Leadership Can Be Taught
A Bold Approach for a Complex World

We live in a time when the desires for superior leadership run strong and deep. As our world becomes more complex, diverse, and morally ambiguous—the essential components of successful leadership continue to change with the times. Do current leadership programs meet today’s challenges? What practice of leadership will mobilize people to face tough challenges that require both loss and innovation? Can leadership be learned in ways that change behavior at the level of default settings—the way people respond in a crisis and under stress?

In LEADERSHIP CAN BE TAUGHT: A Bold Approach for a Complex World (HBS Press; November 7, 2005), Sharon Daloz Parks argues that in order to prepare future leaders, we will need to go beyond conventional teaching and training methods to a more dynamic, adaptive approach to leadership theory learned through a process called “case-in-point.” Pioneered by Ronald Heifetz and his colleagues at Harvard’s Center for Public Leadership, this distinctive, bold approach to learning and teaching leadership is created and practiced in a manner that is responsive to the need for a new story about what leadership means—and how to learn it. Through rich description including stories and anecdotes, Parks invites readers into the classroom to experience Heifetz’s approach and case-in-point teaching firsthand.

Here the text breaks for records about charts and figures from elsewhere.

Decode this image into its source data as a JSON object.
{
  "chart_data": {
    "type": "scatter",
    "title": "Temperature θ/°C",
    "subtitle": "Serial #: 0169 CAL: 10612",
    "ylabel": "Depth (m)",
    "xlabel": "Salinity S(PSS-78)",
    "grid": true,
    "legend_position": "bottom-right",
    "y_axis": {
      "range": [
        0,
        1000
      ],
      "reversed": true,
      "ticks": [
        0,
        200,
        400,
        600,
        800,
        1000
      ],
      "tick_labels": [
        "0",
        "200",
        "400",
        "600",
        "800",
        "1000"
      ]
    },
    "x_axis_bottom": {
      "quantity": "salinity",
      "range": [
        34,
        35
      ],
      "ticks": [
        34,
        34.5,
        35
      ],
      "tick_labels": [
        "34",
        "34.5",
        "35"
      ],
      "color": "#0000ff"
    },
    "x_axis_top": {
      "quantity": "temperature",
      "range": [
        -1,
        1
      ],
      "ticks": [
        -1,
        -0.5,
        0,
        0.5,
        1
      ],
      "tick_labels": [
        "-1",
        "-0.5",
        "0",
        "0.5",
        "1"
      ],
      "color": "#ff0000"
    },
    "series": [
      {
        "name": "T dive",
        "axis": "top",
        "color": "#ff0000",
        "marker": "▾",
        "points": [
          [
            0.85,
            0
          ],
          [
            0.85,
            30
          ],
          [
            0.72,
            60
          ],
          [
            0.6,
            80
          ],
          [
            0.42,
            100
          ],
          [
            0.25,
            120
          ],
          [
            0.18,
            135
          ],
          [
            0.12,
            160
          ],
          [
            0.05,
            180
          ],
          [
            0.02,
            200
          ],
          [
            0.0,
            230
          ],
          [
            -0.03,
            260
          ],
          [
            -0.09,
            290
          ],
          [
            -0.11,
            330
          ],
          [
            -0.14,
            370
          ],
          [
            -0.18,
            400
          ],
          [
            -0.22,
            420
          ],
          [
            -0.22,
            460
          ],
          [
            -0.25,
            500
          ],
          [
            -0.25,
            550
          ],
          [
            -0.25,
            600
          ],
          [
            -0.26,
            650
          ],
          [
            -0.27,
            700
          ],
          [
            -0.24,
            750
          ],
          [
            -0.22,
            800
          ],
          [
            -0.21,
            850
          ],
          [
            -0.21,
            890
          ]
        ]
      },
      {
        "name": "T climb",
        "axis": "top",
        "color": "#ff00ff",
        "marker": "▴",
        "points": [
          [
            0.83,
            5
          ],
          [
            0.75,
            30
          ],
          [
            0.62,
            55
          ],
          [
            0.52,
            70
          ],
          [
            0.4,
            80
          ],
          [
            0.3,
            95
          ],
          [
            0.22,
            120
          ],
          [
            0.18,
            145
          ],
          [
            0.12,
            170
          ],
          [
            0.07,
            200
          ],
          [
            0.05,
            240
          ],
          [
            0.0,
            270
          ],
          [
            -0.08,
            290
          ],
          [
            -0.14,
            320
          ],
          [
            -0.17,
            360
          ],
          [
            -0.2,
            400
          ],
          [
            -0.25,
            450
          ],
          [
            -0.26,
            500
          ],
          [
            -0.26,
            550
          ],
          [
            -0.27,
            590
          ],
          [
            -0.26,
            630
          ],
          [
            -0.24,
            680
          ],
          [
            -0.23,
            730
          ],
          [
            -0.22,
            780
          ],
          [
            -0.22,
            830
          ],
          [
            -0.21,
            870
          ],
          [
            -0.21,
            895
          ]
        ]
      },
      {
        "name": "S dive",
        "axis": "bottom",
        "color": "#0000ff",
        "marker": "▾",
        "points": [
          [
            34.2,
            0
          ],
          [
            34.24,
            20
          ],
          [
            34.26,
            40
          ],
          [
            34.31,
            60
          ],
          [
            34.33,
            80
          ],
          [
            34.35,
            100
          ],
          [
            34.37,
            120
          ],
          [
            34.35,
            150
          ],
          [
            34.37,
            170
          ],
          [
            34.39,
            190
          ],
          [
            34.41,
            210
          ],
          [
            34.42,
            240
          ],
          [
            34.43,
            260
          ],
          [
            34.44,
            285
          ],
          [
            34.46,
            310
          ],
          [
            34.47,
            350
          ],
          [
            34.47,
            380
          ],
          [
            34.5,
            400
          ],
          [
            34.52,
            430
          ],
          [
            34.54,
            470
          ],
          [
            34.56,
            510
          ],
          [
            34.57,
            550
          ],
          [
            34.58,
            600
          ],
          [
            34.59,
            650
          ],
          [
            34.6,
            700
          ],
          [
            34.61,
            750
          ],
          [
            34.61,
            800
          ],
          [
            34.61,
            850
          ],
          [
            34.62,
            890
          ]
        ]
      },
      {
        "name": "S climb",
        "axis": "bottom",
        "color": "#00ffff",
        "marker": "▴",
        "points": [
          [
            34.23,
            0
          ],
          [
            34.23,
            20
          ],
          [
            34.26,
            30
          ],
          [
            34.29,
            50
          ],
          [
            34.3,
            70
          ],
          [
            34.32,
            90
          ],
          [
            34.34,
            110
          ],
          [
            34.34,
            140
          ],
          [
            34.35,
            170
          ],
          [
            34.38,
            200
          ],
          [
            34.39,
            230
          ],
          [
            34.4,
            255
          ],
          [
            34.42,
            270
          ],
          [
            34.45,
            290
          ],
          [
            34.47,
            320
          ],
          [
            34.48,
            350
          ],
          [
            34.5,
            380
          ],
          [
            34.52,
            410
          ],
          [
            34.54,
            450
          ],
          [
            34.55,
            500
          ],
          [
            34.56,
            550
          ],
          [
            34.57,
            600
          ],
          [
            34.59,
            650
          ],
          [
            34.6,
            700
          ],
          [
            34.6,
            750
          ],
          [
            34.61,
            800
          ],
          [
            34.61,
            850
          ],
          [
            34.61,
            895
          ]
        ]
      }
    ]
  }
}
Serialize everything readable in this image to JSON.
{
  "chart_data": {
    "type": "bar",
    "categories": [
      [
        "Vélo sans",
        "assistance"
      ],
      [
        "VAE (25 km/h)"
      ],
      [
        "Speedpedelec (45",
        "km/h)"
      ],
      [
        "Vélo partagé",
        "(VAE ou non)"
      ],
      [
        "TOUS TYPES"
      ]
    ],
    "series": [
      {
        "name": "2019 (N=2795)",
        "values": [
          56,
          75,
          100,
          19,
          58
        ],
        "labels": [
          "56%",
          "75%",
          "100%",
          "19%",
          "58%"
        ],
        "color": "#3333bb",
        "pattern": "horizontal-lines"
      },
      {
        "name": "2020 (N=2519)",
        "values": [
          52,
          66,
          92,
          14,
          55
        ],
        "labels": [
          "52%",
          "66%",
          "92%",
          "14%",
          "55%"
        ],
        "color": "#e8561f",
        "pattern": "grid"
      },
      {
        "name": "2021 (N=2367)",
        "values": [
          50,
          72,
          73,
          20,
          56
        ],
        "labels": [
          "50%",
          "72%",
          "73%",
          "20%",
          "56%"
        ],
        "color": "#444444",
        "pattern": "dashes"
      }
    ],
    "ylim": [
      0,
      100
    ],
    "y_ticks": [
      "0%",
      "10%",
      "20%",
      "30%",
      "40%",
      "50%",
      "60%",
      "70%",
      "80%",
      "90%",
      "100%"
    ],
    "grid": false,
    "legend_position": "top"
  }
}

This approach, as Heifetz and his colleagues have developed it, is based on four key distinctions: leadership and authority, familiar problems and unprecedented conditions, power and progress, and personality and presence. Case-in-point teaching draws on several well-established learning methods including seminar, simulation, discussion and dialogue, clinical-therapeutic practice, and coaching, but unlike traditional teaching methods that often focus on the experiences of past leaders and managers, case-in-point uses individuals’ own experiences—and the classroom environment itself—as a “crucible” for learning. This approach enables emerging leaders to actively work through the complex demands of today’s workplace and build their skills as they discover theory in practice and learn that you can offer acts of leadership “from wherever you sit.”

Based on classroom observations, interviews, and analysis, case-in-point is explored along several sight lines: the content (the theory), the way it is taught (the method), the experience of the students, and the experience of practitioners, teachers, and coaches who have effectively taken up this approach. Parks outlines and interprets the essential features of Heifetz’s work and aims to answer the following questions: How readily do the lessons of this approach transfer back into the workplace? What kind of staying power does this approach have? Can this approach be picked up by other teacher-practitioners? Can its essential elements be used in quite different settings to good effect? What are the implications of this approach for re-casting our prevailing myths about leadership?

Challenging conventional ways of thinking about leadership and methods of leadership teaching and training, Leadership Can Be Taught sheds light on a dynamic mode of learning and challenges us to practice and teach leadership in more skilled, effective, and inspired forms.



Comentários

“Heifetz and Parks help bring to mind the idea of an energetic dance that binds the leader and followers, in which each side is fully present, active, and able to shape the other. In that sense, the teaching of leadership can—in fact, must—be a life-giving activity.”

—from the Foreword by Warren Bennis, University Professor and Founding Chairman of The Leadership Institute at the University of Southern California

Sobre a Autora
 
Sharon Daloz Parks is Director of Leadership for the New Commons, an initiative of the Whidbey Institute in Clinton, Washington. She also teaches in the Executive Leadership Program at Seattle University. She received her doctorate from Harvard University, where she subsequently—for more than sixteen years—held faculty and research positions in the schools of divinity, business, and the Kennedy School of Government. She is a coauthor of Common Fire: Leading Lives of Commitment in a Complex World and Can Ethics Be Taught?: Perspectives, Challenges and Approaches at Harvard Business School. She lectures, teaches, and consults nationally, with particular interest in the formation of leadership and ethics within the changing contexts of organizations and cultures.